Perciò l’esperienza psicoanalitica non ha la finalità di porre fine a ciò cui non si può porre fine, vale a dire all’inconscio reale, che è ciò che rende impossibile il dialogo, ma che allo stesso tempo produce il desiderio di parola.
Questo non toglie che vi siano molte psicoterapie che promettono proprio di rendere il dialogo possibile, l’incontro riuscito e la felicità senza pieghe: è proprio ciò che avviene nella società in cui viviamo che tende a costruire e mantenere un unico legame, quello tra l’individuo e i prodotti di consumo, lasciando gli individui sempre più esposti alla precarietà e alla solitudine.
Gli psicoanalisti accolgono i malesseri e il disagio ma non sognano di sopprimerlo. Ciò che interessa agli psicoanalisti è la divisione che produce l’inconscio individuale, che innalza una barriera che separa i disagi e gli agi standardizzati dalla verità del godimento, una verità che in ciascuno risponde con dei sembianti e delle finzioni sempre particolari, che differenziano dalla massa e che si rivelano soltanto in una esperienza psicoanalitica.

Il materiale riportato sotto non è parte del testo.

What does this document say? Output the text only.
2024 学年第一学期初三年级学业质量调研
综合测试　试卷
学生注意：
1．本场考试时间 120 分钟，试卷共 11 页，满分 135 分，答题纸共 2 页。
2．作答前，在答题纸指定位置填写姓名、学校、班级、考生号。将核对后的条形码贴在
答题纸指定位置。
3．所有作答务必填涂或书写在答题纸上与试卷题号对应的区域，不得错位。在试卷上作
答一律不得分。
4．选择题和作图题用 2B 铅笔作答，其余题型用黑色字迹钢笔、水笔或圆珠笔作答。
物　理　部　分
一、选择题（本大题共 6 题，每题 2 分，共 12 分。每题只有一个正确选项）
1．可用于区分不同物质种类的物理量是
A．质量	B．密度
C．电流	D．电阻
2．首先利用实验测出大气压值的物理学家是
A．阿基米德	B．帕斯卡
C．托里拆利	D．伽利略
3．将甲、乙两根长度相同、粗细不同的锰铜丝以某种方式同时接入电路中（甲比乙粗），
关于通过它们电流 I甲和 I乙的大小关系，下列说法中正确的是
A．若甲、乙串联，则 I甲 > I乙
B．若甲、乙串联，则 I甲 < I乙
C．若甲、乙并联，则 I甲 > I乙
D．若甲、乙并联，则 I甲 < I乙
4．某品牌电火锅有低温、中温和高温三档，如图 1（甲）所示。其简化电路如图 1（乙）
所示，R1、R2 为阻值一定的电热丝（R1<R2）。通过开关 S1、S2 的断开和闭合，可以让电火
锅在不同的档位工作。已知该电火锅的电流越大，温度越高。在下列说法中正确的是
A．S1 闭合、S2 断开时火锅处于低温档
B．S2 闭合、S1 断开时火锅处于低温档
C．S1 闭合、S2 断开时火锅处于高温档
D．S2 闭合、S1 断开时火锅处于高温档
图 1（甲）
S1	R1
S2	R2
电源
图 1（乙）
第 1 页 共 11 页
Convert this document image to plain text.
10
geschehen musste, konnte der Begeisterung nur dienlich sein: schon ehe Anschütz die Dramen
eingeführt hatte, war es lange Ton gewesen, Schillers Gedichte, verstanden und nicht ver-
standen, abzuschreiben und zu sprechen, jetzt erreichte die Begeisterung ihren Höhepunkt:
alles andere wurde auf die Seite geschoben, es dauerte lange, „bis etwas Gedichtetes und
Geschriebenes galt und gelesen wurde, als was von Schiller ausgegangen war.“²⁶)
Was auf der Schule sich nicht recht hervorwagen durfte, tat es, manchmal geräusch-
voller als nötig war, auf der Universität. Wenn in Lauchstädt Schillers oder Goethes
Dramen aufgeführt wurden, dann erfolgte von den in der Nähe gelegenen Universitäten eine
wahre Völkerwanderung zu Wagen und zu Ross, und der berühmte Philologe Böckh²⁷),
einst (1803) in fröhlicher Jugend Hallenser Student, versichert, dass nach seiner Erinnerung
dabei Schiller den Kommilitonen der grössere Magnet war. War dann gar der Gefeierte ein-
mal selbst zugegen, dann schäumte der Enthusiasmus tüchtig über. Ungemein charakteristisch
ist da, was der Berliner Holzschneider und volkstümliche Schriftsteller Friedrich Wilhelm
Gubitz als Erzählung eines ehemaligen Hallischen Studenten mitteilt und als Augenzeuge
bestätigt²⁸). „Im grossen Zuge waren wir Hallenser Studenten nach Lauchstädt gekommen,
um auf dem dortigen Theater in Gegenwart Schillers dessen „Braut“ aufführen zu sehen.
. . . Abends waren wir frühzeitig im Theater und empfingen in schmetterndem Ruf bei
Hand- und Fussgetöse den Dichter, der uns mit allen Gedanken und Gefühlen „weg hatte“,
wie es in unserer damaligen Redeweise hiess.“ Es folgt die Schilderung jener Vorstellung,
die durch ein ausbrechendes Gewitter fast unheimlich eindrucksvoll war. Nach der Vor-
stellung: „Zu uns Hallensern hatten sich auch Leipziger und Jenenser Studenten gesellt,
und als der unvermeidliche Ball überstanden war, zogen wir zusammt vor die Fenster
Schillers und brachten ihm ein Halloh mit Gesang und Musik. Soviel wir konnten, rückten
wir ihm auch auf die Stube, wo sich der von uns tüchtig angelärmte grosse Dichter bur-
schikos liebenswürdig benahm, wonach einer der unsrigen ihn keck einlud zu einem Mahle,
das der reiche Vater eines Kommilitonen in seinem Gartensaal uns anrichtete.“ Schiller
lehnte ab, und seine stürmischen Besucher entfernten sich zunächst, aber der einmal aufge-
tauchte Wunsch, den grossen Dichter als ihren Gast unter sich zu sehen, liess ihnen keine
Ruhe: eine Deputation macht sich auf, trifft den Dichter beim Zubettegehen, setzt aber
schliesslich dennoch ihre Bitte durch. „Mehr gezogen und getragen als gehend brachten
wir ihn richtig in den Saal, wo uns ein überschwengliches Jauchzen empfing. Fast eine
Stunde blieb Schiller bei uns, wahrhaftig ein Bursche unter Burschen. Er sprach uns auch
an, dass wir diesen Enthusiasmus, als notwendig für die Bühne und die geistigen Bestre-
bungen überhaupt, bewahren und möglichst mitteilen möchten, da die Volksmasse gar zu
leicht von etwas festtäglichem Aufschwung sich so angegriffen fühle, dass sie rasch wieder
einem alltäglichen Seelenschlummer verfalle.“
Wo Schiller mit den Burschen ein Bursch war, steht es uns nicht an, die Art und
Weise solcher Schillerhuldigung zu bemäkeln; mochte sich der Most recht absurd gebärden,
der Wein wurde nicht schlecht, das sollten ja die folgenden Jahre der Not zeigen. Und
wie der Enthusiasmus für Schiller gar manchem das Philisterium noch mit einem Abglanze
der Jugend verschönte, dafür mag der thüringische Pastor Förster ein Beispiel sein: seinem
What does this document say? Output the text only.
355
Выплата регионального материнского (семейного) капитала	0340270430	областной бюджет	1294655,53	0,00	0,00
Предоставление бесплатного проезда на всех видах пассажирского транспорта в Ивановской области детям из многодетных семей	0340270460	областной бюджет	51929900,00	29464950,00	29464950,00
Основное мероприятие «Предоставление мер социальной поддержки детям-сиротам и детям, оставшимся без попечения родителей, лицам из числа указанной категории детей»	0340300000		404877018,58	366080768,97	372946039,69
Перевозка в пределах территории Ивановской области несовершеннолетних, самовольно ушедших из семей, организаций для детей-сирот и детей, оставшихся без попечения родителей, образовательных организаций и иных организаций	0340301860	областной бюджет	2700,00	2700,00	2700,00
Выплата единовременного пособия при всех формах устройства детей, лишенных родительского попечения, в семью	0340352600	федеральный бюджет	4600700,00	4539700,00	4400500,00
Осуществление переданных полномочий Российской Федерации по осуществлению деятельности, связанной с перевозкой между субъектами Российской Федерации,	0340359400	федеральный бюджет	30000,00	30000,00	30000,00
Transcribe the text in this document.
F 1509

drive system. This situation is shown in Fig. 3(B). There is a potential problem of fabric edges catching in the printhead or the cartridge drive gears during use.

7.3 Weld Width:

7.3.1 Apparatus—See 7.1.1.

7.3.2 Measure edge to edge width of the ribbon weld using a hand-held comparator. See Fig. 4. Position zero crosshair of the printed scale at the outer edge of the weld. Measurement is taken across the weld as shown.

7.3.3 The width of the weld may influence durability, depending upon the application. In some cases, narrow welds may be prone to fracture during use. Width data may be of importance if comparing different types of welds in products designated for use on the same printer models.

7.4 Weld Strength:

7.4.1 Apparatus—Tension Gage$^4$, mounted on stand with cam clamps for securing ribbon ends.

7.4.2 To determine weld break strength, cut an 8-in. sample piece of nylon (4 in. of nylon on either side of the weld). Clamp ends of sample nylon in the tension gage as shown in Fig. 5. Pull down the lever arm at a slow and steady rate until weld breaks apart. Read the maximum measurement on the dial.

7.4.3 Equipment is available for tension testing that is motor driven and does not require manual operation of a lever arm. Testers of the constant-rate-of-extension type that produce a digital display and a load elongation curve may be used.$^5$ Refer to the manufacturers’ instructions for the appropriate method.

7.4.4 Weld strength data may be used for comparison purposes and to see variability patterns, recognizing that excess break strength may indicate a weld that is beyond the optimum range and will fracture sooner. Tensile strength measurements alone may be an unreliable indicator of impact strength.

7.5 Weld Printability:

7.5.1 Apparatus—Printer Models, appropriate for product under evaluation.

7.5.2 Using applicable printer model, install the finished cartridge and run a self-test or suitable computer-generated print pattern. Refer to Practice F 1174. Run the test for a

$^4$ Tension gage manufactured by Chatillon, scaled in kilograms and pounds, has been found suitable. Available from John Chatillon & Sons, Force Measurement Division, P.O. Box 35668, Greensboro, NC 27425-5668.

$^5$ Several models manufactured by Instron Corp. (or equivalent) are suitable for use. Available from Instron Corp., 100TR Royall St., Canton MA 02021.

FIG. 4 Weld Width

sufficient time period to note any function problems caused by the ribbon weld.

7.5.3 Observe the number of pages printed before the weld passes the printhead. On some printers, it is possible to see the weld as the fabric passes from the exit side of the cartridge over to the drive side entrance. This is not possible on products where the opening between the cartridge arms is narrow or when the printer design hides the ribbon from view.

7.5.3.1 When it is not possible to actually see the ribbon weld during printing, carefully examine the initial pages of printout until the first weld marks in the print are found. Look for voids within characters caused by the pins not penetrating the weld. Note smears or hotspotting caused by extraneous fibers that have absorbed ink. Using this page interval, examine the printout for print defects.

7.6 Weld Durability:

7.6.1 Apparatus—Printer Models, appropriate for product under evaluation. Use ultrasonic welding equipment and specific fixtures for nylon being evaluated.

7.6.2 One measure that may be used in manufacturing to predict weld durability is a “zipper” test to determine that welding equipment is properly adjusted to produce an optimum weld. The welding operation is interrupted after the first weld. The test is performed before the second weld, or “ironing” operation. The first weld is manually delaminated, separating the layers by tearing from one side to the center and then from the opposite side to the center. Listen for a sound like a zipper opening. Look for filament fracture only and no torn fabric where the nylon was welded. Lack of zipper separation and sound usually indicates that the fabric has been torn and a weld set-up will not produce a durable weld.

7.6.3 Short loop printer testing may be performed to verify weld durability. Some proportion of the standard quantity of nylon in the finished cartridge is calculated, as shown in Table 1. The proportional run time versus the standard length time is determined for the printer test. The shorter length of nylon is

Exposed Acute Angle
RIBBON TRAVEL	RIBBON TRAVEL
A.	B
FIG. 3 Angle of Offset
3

Alcune persone cominciano  un’analisi sperando di venire a capo degli affetti dolorosi che producono i sintomi e persino alcuni sognano di padroneggiarli. Quando invece ci si pone la questione di sapere da dove vengono quegli affetti dolorosi che producono i sintomi, vuol dire che si hanno già le prime risposte di apertura dell’inconscio, vale a dire che ci si domanda quale lingua caduta in disuso veicoli il sintomo, come decifrarla e identificare la causa del sintomo.
Freud di fronte ai sintomi diceva che sono il prodotto dell’inconscio che ritorna e  della compulsione alla ripetizione. Lacan, situandosi nel solco aperto da Freud, come risposta alla domanda ‘da dove vengono i sintomi ?’ formula che le formazioni dell’inconscio, tra cui i sintomi, sono la risposta, l’interpretazione particolare di un soggetto, la sua ipotesi sul reale del godimento singolare che tocca il suo corpo.
Ciascun psicoanalista sa, per averne fatto esperienza nella sua analisi, che la psicoanalisi sa preservare ciò che c’è di singolare in ogni guarigione, che è sempre soltanto guarigione dall’attesa di guarire da qualcosa.
Il problema è quindi di sapere 1) come il godimento dell’individuo vivente, affetto dall’inconscio-linguaggio, si ripercuote nella serie degli affetti di quel soggetto particolare e 2) come accade che a far parlare l’inconscio in una psicoanalisi, si arrivi a trasformare qualcosa di questi effetti di affetto.
La questione fondamentale che si pone è perciò che cosa cambia sull’asse soddisfazione/insoddisfazione tramite un’esperienza psicoanalitica e che cosa resta invece di identico, incalcolabile, inanalizzabile.